If real evidence comes to light, I'm willing to change my mind, but at this point I'm not buying Clinton's claims of widespread terrorism by Obama supporters, for several reasons. These include:
1) Obama's done outstandingly well in almost all caucus states so far this election, and was on track to do similarly well in Texas tonight. His campaign has no reason to cheat to win the caucus portion of the Texas nomination process.
2) Unlike earlier contests, the Clinton camp had large numbers of lawyers lined up in Texas far ahead of tonight's "emergency" press conference. Texas was their "firewall" state, they "lawyered up" to protect it just like Bush did in Florida in 2000, and all they needed was a claim -- real or fake -- for those lawyers to go to work on.
3) Pressure has been building on Hillary to withdraw gracefully if she lost EITHER Texas or Ohio. Bill Clinton said she needed to win both; Chelsea Clinton said she needed to win both; James Carville said she needed to win both; and the delegate math clearly shows that she needs, not just to win both states, but to win them by 5- to 8-point margins to make any significant inroads into Obama's delegate count. Contesting one or both states' elections tonight (and I do mean both -- legal action in Ohio is the other shoe I'm waiting to drop) is a good way for her to stall while she continues to run the (increasingly effective) negative campaign she's been running against Obama for the past few weeks, and to try again for a big win in another large state, like Pennsylvania -- or even as an excuse to string things out all the way to the Convention in August, when she'll try to leverage superdelegates and the Michigan/Ohio contingents into a brokered victory that upsets the popular vote.
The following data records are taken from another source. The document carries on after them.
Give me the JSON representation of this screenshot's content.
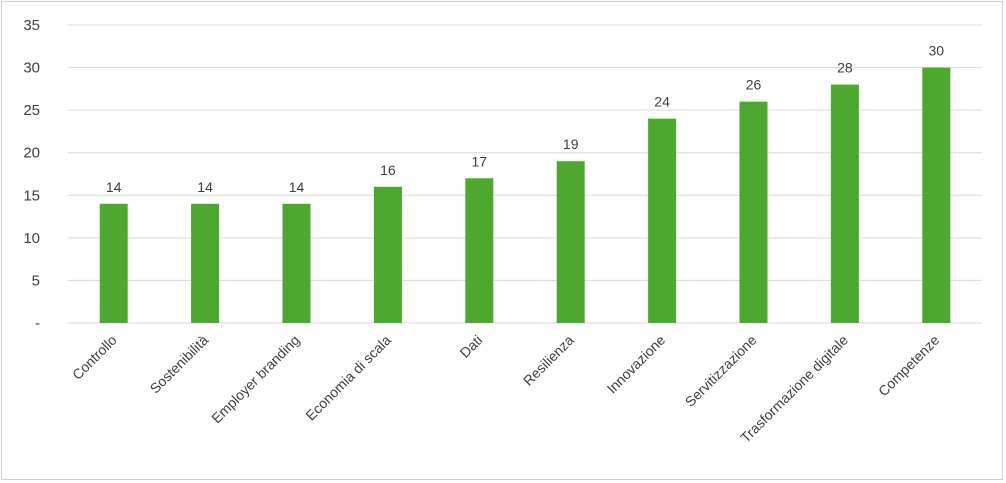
{
  "chart_data": {
    "type": "bar",
    "title": "",
    "xlabel": "",
    "ylabel": "",
    "ylim": [
      0,
      35
    ],
    "yticks": [
      0,
      5,
      10,
      15,
      20,
      25,
      30,
      35
    ],
    "ytick_labels": [
      "-",
      "5",
      "10",
      "15",
      "20",
      "25",
      "30",
      "35"
    ],
    "grid": true,
    "legend": "none",
    "bar_color": "#4ea72e",
    "categories": [
      "Controllo",
      "Sostenibilità",
      "Employer branding",
      "Economia di scala",
      "Dati",
      "Resilienza",
      "Innovazione",
      "Servitizzazione",
      "Trasformazione digitale",
      "Competenze"
    ],
    "values": [
      14,
      14,
      14,
      16,
      17,
      19,
      24,
      26,
      28,
      30
    ],
    "data_labels": true
  }
}
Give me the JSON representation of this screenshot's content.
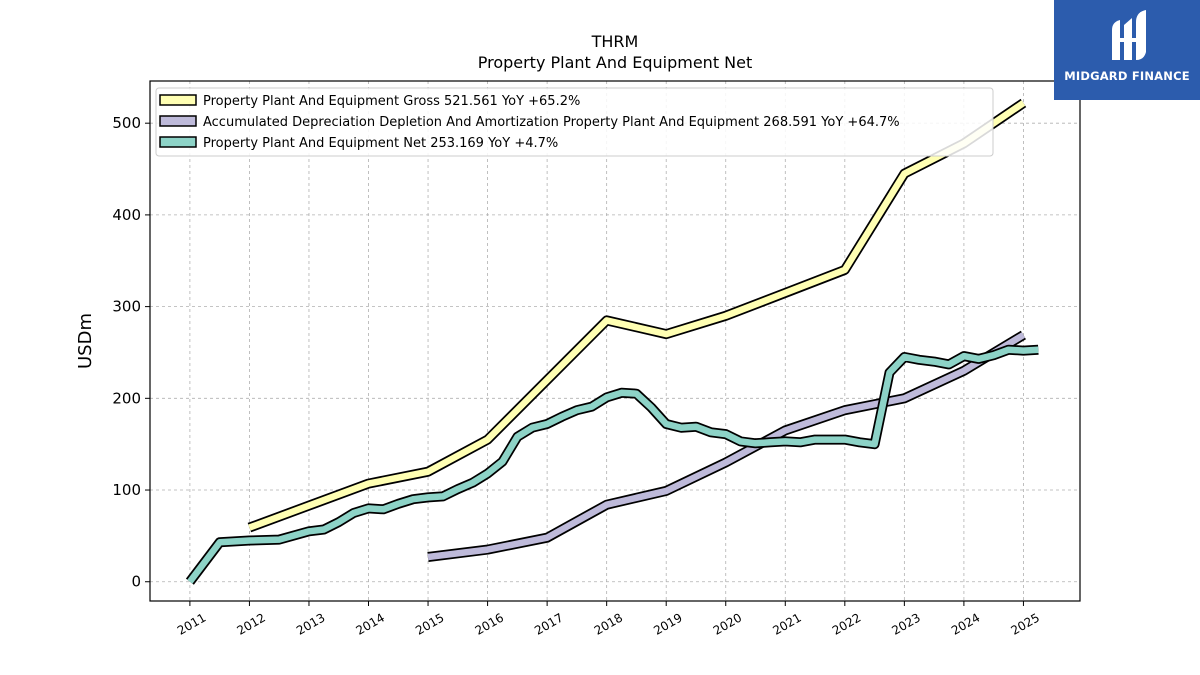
{
  "brand": {
    "name": "MIDGARD FINANCE",
    "bg_color": "#2c5cad"
  },
  "chart_data": {
    "type": "line",
    "title": "THRM",
    "subtitle": "Property Plant And Equipment Net",
    "ylabel": "USDm",
    "xlabel": "",
    "ylim": [
      -21,
      546
    ],
    "xlim": [
      2010.33,
      2025.95
    ],
    "yticks": [
      0,
      100,
      200,
      300,
      400,
      500
    ],
    "xticks": [
      "2011",
      "2012",
      "2013",
      "2014",
      "2015",
      "2016",
      "2017",
      "2018",
      "2019",
      "2020",
      "2021",
      "2022",
      "2023",
      "2024",
      "2025"
    ],
    "grid": true,
    "legend_position": "top-left",
    "series": [
      {
        "name": "Property Plant And Equipment Gross",
        "legend_label": "Property Plant And Equipment Gross  521.561 YoY +65.2%",
        "color": "#ffffb3",
        "x": [
          "2012-01-01",
          "2013-01-01",
          "2014-01-01",
          "2015-01-01",
          "2016-01-01",
          "2018-01-01",
          "2019-01-01",
          "2020-01-01",
          "2021-01-01",
          "2022-01-01",
          "2023-01-01",
          "2024-01-01",
          "2025-01-01"
        ],
        "y": [
          59,
          83,
          107,
          120,
          155,
          285,
          270,
          290,
          315,
          340,
          445,
          478,
          522
        ]
      },
      {
        "name": "Accumulated Depreciation Depletion And Amortization Property Plant And Equipment",
        "legend_label": "Accumulated Depreciation Depletion And Amortization Property Plant And Equipment  268.591 YoY +64.7%",
        "color": "#bebada",
        "x": [
          "2015-01-01",
          "2016-01-01",
          "2017-01-01",
          "2018-01-01",
          "2019-01-01",
          "2020-01-01",
          "2021-01-01",
          "2022-01-01",
          "2023-01-01",
          "2024-01-01",
          "2025-01-01"
        ],
        "y": [
          27,
          35,
          48,
          84,
          99,
          130,
          165,
          187,
          200,
          230,
          269
        ]
      },
      {
        "name": "Property Plant And Equipment Net",
        "legend_label": "Property Plant And Equipment Net  253.169 YoY +4.7%",
        "color": "#8dd3c7",
        "x": [
          "2011-01-01",
          "2011-07-01",
          "2012-01-01",
          "2012-07-01",
          "2013-01-01",
          "2013-04-01",
          "2013-07-01",
          "2013-10-01",
          "2014-01-01",
          "2014-04-01",
          "2014-07-01",
          "2014-10-01",
          "2015-01-01",
          "2015-04-01",
          "2015-07-01",
          "2015-10-01",
          "2016-01-01",
          "2016-04-01",
          "2016-07-01",
          "2016-10-01",
          "2017-01-01",
          "2017-04-01",
          "2017-07-01",
          "2017-10-01",
          "2018-01-01",
          "2018-04-01",
          "2018-07-01",
          "2018-10-01",
          "2019-01-01",
          "2019-04-01",
          "2019-07-01",
          "2019-10-01",
          "2020-01-01",
          "2020-04-01",
          "2020-07-01",
          "2020-10-01",
          "2021-01-01",
          "2021-04-01",
          "2021-07-01",
          "2021-10-01",
          "2022-01-01",
          "2022-04-01",
          "2022-07-01",
          "2022-10-01",
          "2023-01-01",
          "2023-04-01",
          "2023-07-01",
          "2023-10-01",
          "2024-01-01",
          "2024-04-01",
          "2024-07-01",
          "2024-10-01",
          "2025-01-01",
          "2025-04-01"
        ],
        "y": [
          0,
          43,
          45,
          46,
          55,
          57,
          65,
          75,
          80,
          79,
          85,
          90,
          92,
          93,
          101,
          108,
          118,
          131,
          158,
          168,
          172,
          180,
          187,
          191,
          201,
          206,
          205,
          190,
          172,
          168,
          169,
          163,
          161,
          153,
          151,
          152,
          153,
          152,
          155,
          155,
          155,
          152,
          150,
          228,
          245,
          242,
          240,
          237,
          246,
          243,
          247,
          253,
          252,
          253
        ]
      }
    ]
  }
}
The big thing to remember: this isn't just a press conference about some election irregularities; it isn't more negative campaigning against Obama; it's the first salvo of all-out war, and I'm absolutely sure it's Step One of a full-fledged plan to stall Obama's clearly winning the nomination at least until the Pennsylvania primary and probably until the Democratic National Convention in Denver in August, where Clinton intends to manipulate superdelegates and the Michigan and Florida delegations into a nomination victory that overrides the popular vote. I only hope the mainstream media understands the big picture, or at least has a glimmer of good old fashioned journalistic cynicism, instead of doing Clinton the unearned favor of reporting it at face value.
Update: early media reports coming in. In no particular order: The Oregonian; Wall Street Journal; Slate (conference call transcript); MSNBC; Washington Post (Obama's representative was very reasonable on the conference call, by the way -- not like it sounds); Update 3/5: CNN (election results, laudably NOT biting on Clinton's presser yesterday). Question remains: since it IS about the delegate count, and Clinton's "comeback" yesterday didn't really eat into Obama's delegate lead, will she still go on the warpath over the TX caucuses? Even if she decides to sit pat for now, we're going to see repeats of the lawyers-guns-and-money approach to every close contest from here on out, and to the Convention -- which means a drawn-out primary season, more negative campaigning from her side, more boosts to McCain as the Dems tear themselves apart, and very possibly a Republican victory in November.
As I said, I'll flesh this out, but wanted to put the news out there a.s.a.p.